Like angst-ridden, 16-year olds we yelled along with Burton C. Bell:
“I’ve got… No more… God d@mn… Regrets!
I’ve got… No more… God.. d@mn… Respect!”
We bounced along with Martyr, pausing only to join in the chorus:
I’ll admit that I still haven’t investigated the new recorded material, but live, it stood up well against the awesome machine-metal of the Demanufacture era songs. Even if those new songs don’t cut it outside of the live experience, I now believe there is room in my life for more Fear Factory gigs. I see they’re touring Europe with High on Fire in a month. I’m on it!
With the inner 16-year old in me once again satisfied, we ventured back for our last sleep in the tent, before waking to the carnage of the morning. Another night in Hamburg, and we were unfortunately too soon returning to the real world.

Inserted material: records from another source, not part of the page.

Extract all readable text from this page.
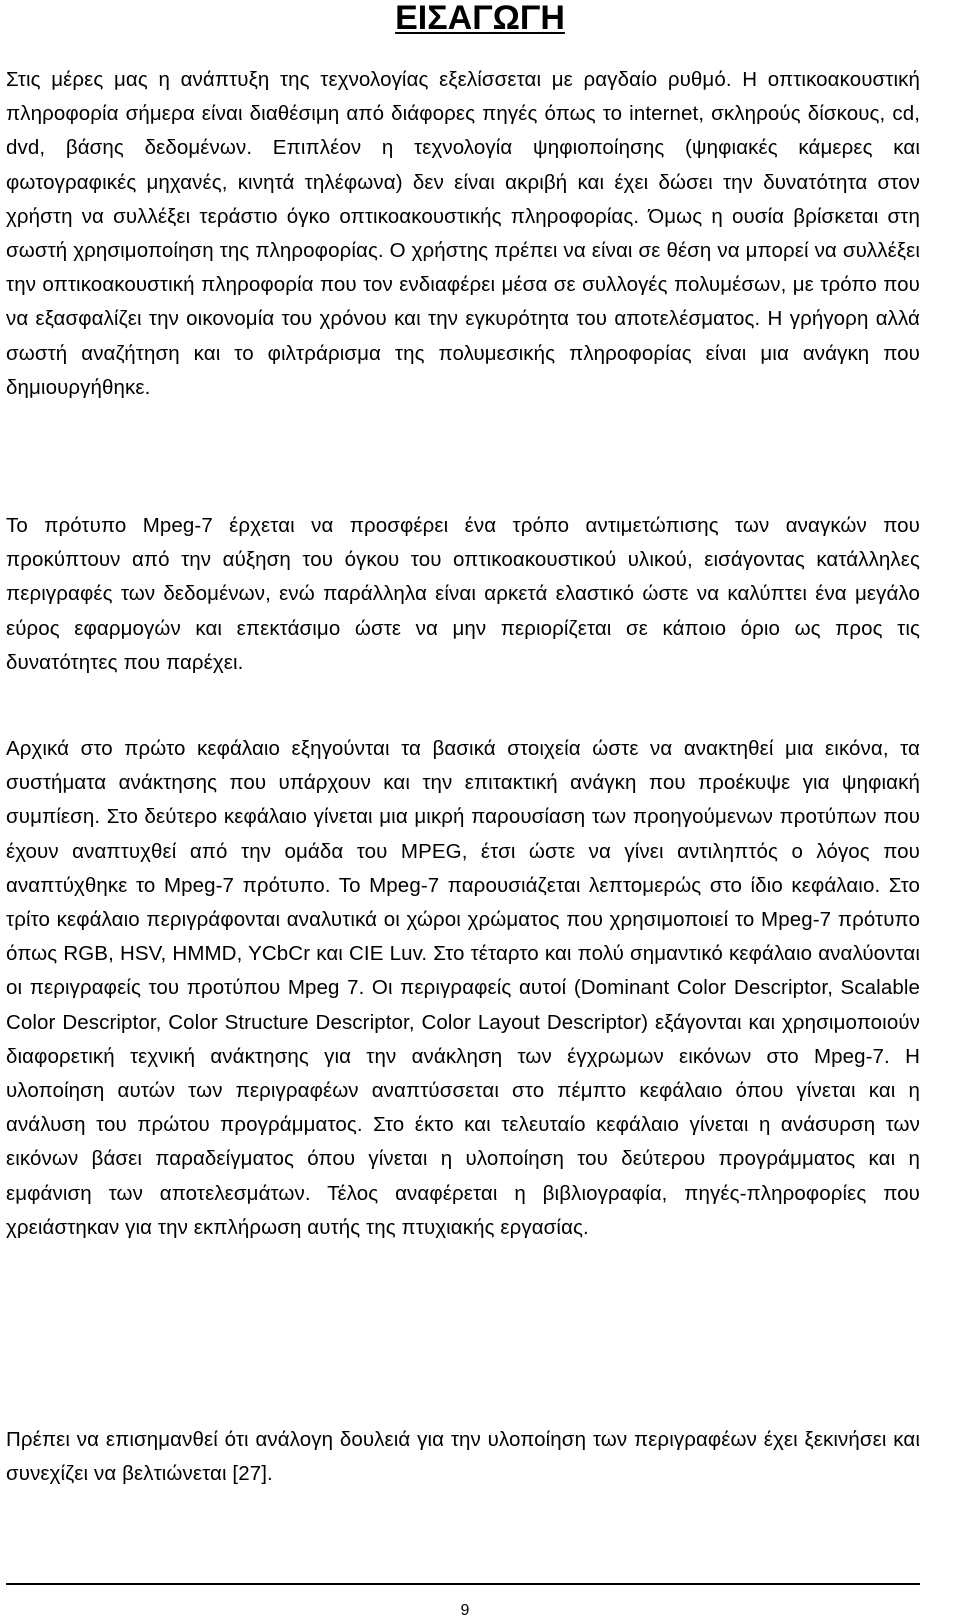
ΕΙΣΑΓΩΓΗ

Στις μέρες μας η ανάπτυξη της τεχνολογίας εξελίσσεται με ραγδαίο ρυθμό. Η οπτικοακουστική πληροφορία σήμερα είναι διαθέσιμη από διάφορες πηγές όπως το internet, σκληρούς δίσκους, cd, dvd, βάσης δεδομένων. Επιπλέον η τεχνολογία ψηφιοποίησης (ψηφιακές κάμερες και φωτογραφικές μηχανές, κινητά τηλέφωνα) δεν είναι ακριβή και έχει δώσει την δυνατότητα στον χρήστη να συλλέξει τεράστιο όγκο οπτικοακουστικής πληροφορίας. Όμως η ουσία βρίσκεται στη σωστή χρησιμοποίηση της πληροφορίας. Ο χρήστης πρέπει να είναι σε θέση να μπορεί να συλλέξει την οπτικοακουστική πληροφορία που τον ενδιαφέρει μέσα σε συλλογές πολυμέσων, με τρόπο που να εξασφαλίζει την οικονομία του χρόνου και την εγκυρότητα του αποτελέσματος. Η γρήγορη αλλά σωστή αναζήτηση και το φιλτράρισμα της πολυμεσικής πληροφορίας είναι μια ανάγκη που δημιουργήθηκε.

Το πρότυπο Mpeg-7 έρχεται να προσφέρει ένα τρόπο αντιμετώπισης των αναγκών που προκύπτουν από την αύξηση του όγκου του οπτικοακουστικού υλικού, εισάγοντας κατάλληλες περιγραφές των δεδομένων, ενώ παράλληλα είναι αρκετά ελαστικό ώστε να καλύπτει ένα μεγάλο εύρος εφαρμογών και επεκτάσιμο ώστε να μην περιορίζεται σε κάποιο όριο ως προς τις δυνατότητες που παρέχει.

Αρχικά στο πρώτο κεφάλαιο εξηγούνται τα βασικά στοιχεία ώστε να ανακτηθεί μια εικόνα, τα συστήματα ανάκτησης που υπάρχουν και την επιτακτική ανάγκη που προέκυψε για ψηφιακή συμπίεση. Στο δεύτερο κεφάλαιο γίνεται μια μικρή παρουσίαση των προηγούμενων προτύπων που έχουν αναπτυχθεί από την ομάδα του MPEG, έτσι ώστε να γίνει αντιληπτός ο λόγος που αναπτύχθηκε το Mpeg-7 πρότυπο. Το Mpeg-7 παρουσιάζεται λεπτομερώς στο ίδιο κεφάλαιο. Στο τρίτο κεφάλαιο περιγράφονται αναλυτικά οι χώροι χρώματος που χρησιμοποιεί το Mpeg-7 πρότυπο όπως RGB, HSV, HMMD, YCbCr και CIE Luv. Στο τέταρτο και πολύ σημαντικό κεφάλαιο αναλύονται οι περιγραφείς του προτύπου Mpeg 7. Οι περιγραφείς αυτοί (Dominant Color Descriptor, Scalable Color Descriptor, Color Structure Descriptor, Color Layout Descriptor) εξάγονται και χρησιμοποιούν διαφορετική τεχνική ανάκτησης για την ανάκληση των έγχρωμων εικόνων στο Mpeg-7. Η υλοποίηση αυτών των περιγραφέων αναπτύσσεται στο πέμπτο κεφάλαιο όπου γίνεται και η ανάλυση του πρώτου προγράμματος. Στο έκτο και τελευταίο κεφάλαιο γίνεται η ανάσυρση των εικόνων βάσει παραδείγματος όπου γίνεται η υλοποίηση του δεύτερου προγράμματος και η εμφάνιση των αποτελεσμάτων. Τέλος αναφέρεται η βιβλιογραφία, πηγές-πληροφορίες που χρειάστηκαν για την εκπλήρωση αυτής της πτυχιακής εργασίας.

Πρέπει να επισημανθεί ότι ανάλογη δουλειά για την υλοποίηση των περιγραφέων έχει ξεκινήσει και συνεχίζει να βελτιώνεται [27].

9
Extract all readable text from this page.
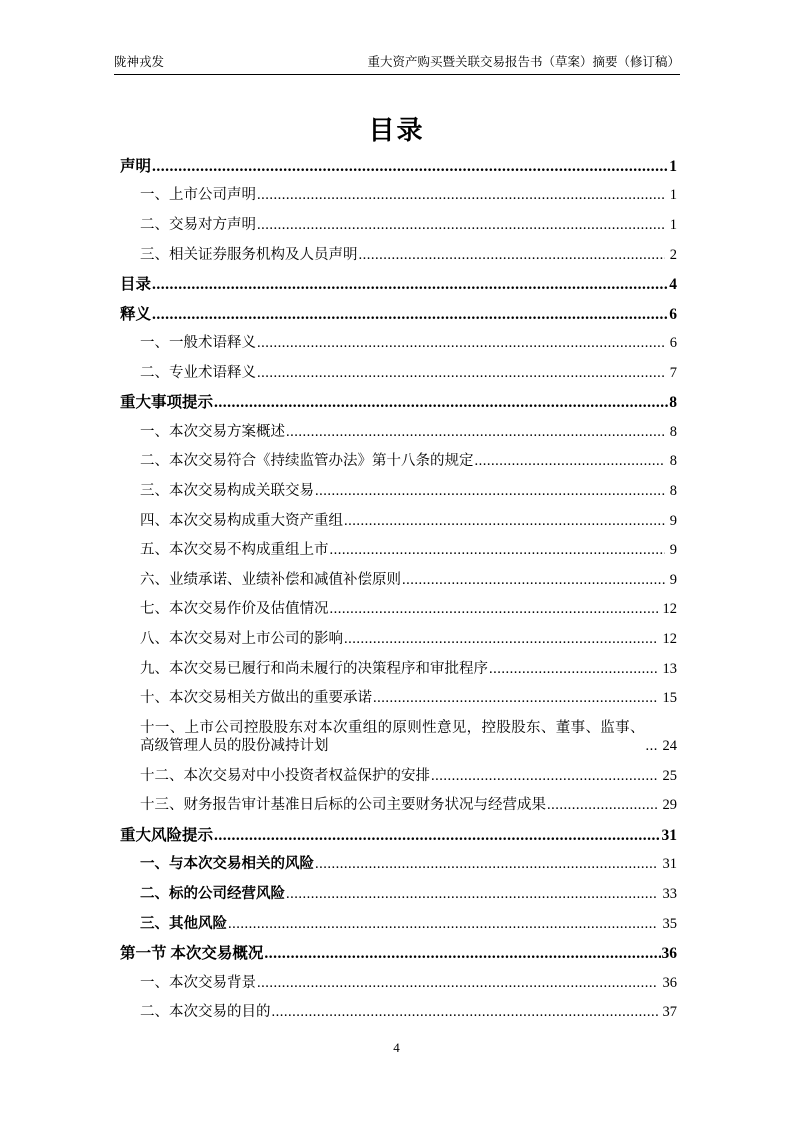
陇神戎发	重大资产购买暨关联交易报告书（草案）摘要（修订稿）
目录
声明 .....	1
一、上市公司声明 .....	1
二、交易对方声明 .....	1
三、相关证券服务机构及人员声明 .....	2
目录 .....	4
释义 .....	6
一、一般术语释义 .....	6
二、专业术语释义 .....	7
重大事项提示 .....	8
一、本次交易方案概述 .....	8
二、本次交易符合《持续监管办法》第十八条的规定 .....	8
三、本次交易构成关联交易 .....	8
四、本次交易构成重大资产重组 .....	9
五、本次交易不构成重组上市 .....	9
六、业绩承诺、业绩补偿和减值补偿原则 .....	9
七、本次交易作价及估值情况 .....	12
八、本次交易对上市公司的影响 .....	12
九、本次交易已履行和尚未履行的决策程序和审批程序 .....	13
十、本次交易相关方做出的重要承诺 .....	15
十一、上市公司控股股东对本次重组的原则性意见，控股股东、董事、监事、高级管理人员的股份减持计划 .....	24
十二、本次交易对中小投资者权益保护的安排 .....	25
十三、财务报告审计基准日后标的公司主要财务状况与经营成果 .....	29
重大风险提示 .....	31
一、与本次交易相关的风险 .....	31
二、标的公司经营风险 .....	33
三、其他风险 .....	35
第一节 本次交易概况 .....	36
一、本次交易背景 .....	36
二、本次交易的目的 .....	37
4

I’ve attended a few festivals this season. Whilst Wacken’s lineup wasn’t as strong as Hellfest, and the scale of the event prevented the communal vibe of a festival like Roadburn, Wacken is Wacken.
For sheer scale and metalness, Wacken can’t be beat. Like Muslims required to pilgrimage to Mecca once in their lifetime, so every metalhead owes it to himself to attempt to assemble the funds and time, to find enlightenment amongst 75,000 Slayer fans.